We focused on senders and recipients because they illustrate the general case where any two parties may have different versions of a spec. However, your system may have an added layer of predictability where some party ("leader") is guaranteed to have the same or newer version of the spec than its "clients."
It's important to note that a leader-clients relationship can be transient and opportunistic--it's important to decide if this relationship exists in your setup.
The leader-client relationship comes up often:
- A service that has an API is the "leader" for first-party or third-party clients in the wild that are accessing the service's data. The server will get a spec update, and clients will have to update their code to take advantage of the new spec.
- Within a fleet of servers, you may have two clusters that communicate with each other, one of which receives scheduled updates before the other.
A known leader can be stricter with what it receives from clients:
When the leader is acting as a recipient, it should reject any struct fields it is unaware of. It knows that the unknown fields are not because the client, acting as a sender, has a newer version of the spec.

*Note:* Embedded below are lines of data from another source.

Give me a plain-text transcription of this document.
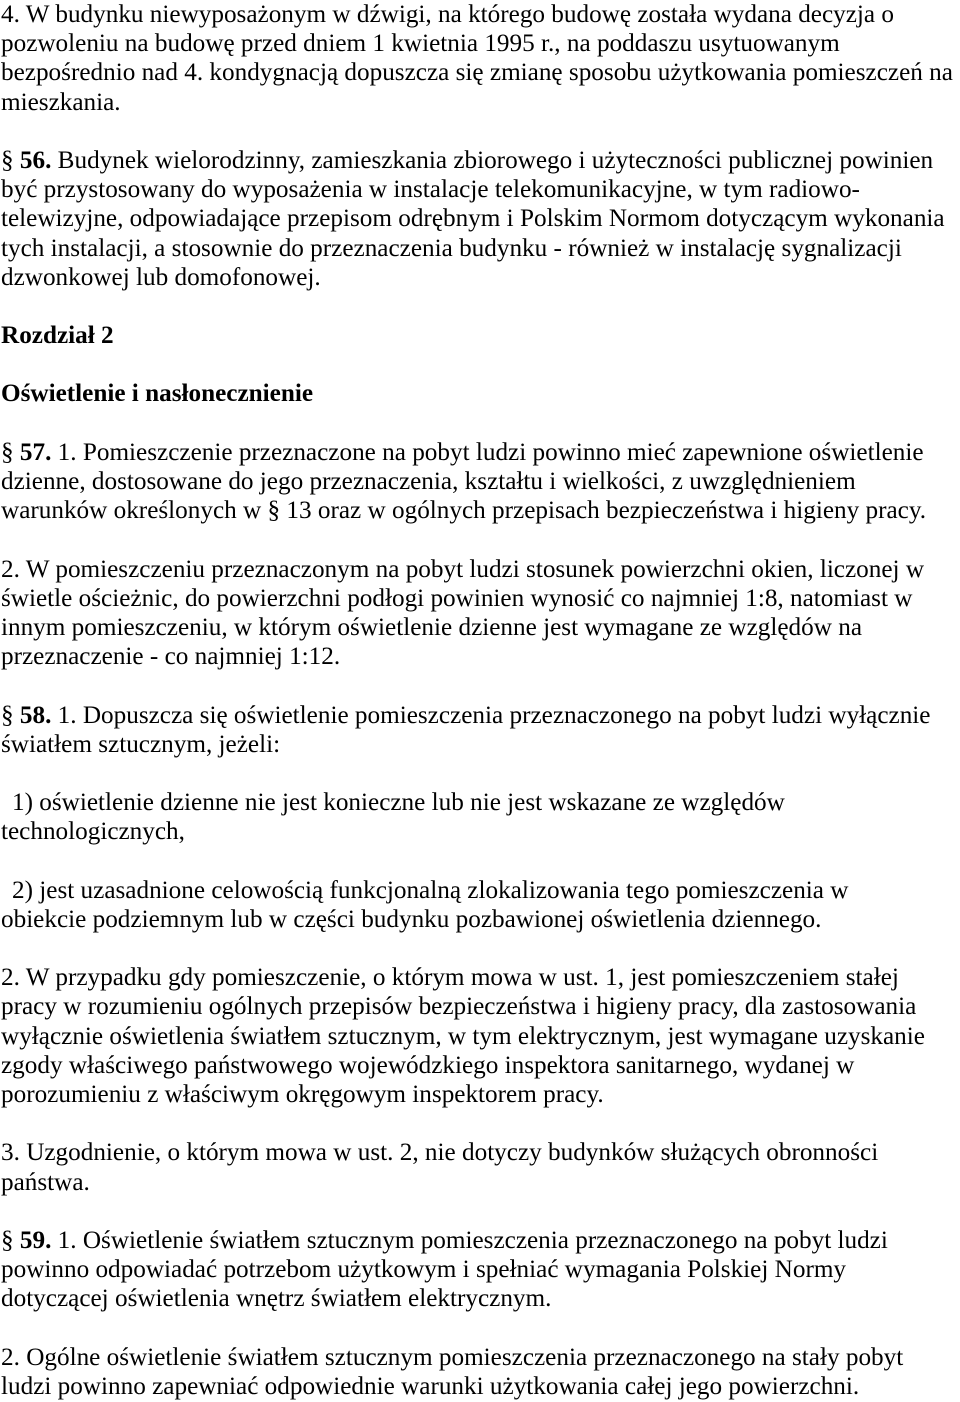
4. W budynku niewyposażonym w dźwigi, na którego budowę została wydana decyzja o
pozwoleniu na budowę przed dniem 1 kwietnia 1995 r., na poddaszu usytuowanym
bezpośrednio nad 4. kondygnacją dopuszcza się zmianę sposobu użytkowania pomieszczeń na
mieszkania.
§ 56. Budynek wielorodzinny, zamieszkania zbiorowego i użyteczności publicznej powinien
być przystosowany do wyposażenia w instalacje telekomunikacyjne, w tym radiowo-
telewizyjne, odpowiadające przepisom odrębnym i Polskim Normom dotyczącym wykonania
tych instalacji, a stosownie do przeznaczenia budynku - również w instalację sygnalizacji
dzwonkowej lub domofonowej.
Rozdział 2
Oświetlenie i nasłonecznienie
§ 57. 1. Pomieszczenie przeznaczone na pobyt ludzi powinno mieć zapewnione oświetlenie
dzienne, dostosowane do jego przeznaczenia, kształtu i wielkości, z uwzględnieniem
warunków określonych w § 13 oraz w ogólnych przepisach bezpieczeństwa i higieny pracy.
2. W pomieszczeniu przeznaczonym na pobyt ludzi stosunek powierzchni okien, liczonej w
świetle ościeżnic, do powierzchni podłogi powinien wynosić co najmniej 1:8, natomiast w
innym pomieszczeniu, w którym oświetlenie dzienne jest wymagane ze względów na
przeznaczenie - co najmniej 1:12.
§ 58. 1. Dopuszcza się oświetlenie pomieszczenia przeznaczonego na pobyt ludzi wyłącznie
światłem sztucznym, jeżeli:
1) oświetlenie dzienne nie jest konieczne lub nie jest wskazane ze względów
technologicznych,
2) jest uzasadnione celowością funkcjonalną zlokalizowania tego pomieszczenia w
obiekcie podziemnym lub w części budynku pozbawionej oświetlenia dziennego.
2. W przypadku gdy pomieszczenie, o którym mowa w ust. 1, jest pomieszczeniem stałej
pracy w rozumieniu ogólnych przepisów bezpieczeństwa i higieny pracy, dla zastosowania
wyłącznie oświetlenia światłem sztucznym, w tym elektrycznym, jest wymagane uzyskanie
zgody właściwego państwowego wojewódzkiego inspektora sanitarnego, wydanej w
porozumieniu z właściwym okręgowym inspektorem pracy.
3. Uzgodnienie, o którym mowa w ust. 2, nie dotyczy budynków służących obronności
państwa.
§ 59. 1. Oświetlenie światłem sztucznym pomieszczenia przeznaczonego na pobyt ludzi
powinno odpowiadać potrzebom użytkowym i spełniać wymagania Polskiej Normy
dotyczącej oświetlenia wnętrz światłem elektrycznym.
2. Ogólne oświetlenie światłem sztucznym pomieszczenia przeznaczonego na stały pobyt
ludzi powinno zapewniać odpowiednie warunki użytkowania całej jego powierzchni.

- Since a client acting as a recipient may have an older spec, it should retain the behavior of ignoring unknown fields.
If the leader is acting as a recipient, it should reject all unknown tags even if the union specifies a catch-all.
If the leader is acting as a recipient, any tag with type Void should have no associated value in the serialized message since it's not possible for a client to have converted the data type to something else.
[TODO] There are more nuanced backwards compatible changes such as: A tag can be removed if the union is only sent from the server to a client. Will this level of detail just lead to errors in practice?
Building language facilities to ease route versioning has yet to be addressed. Right now, if you know you are making a backwards incompatible change, we suggest the following verbose approach:
- Create a new route.
- We recommend simply attaching a numerical suffix to prevent a name
collision. For example,
/get_account
becomes/get_account2
.
- We recommend simply attaching a numerical suffix to prevent a name
collision. For example,
- Copy the definition of any data types that are changing in a backwards incompatible way. For example, if the response data type is undergoing an incompatible change, duplicate the response data type, give it a new name, and make the necessary modifications.
- Be sure to update the route signature to reference the new data type.
Building in a lint checker into the stone
command-line interface that
warns if a spec change is backwards incompatible based on the revision history.
This assumes that the spec file is in a version-tracking system like git or hg.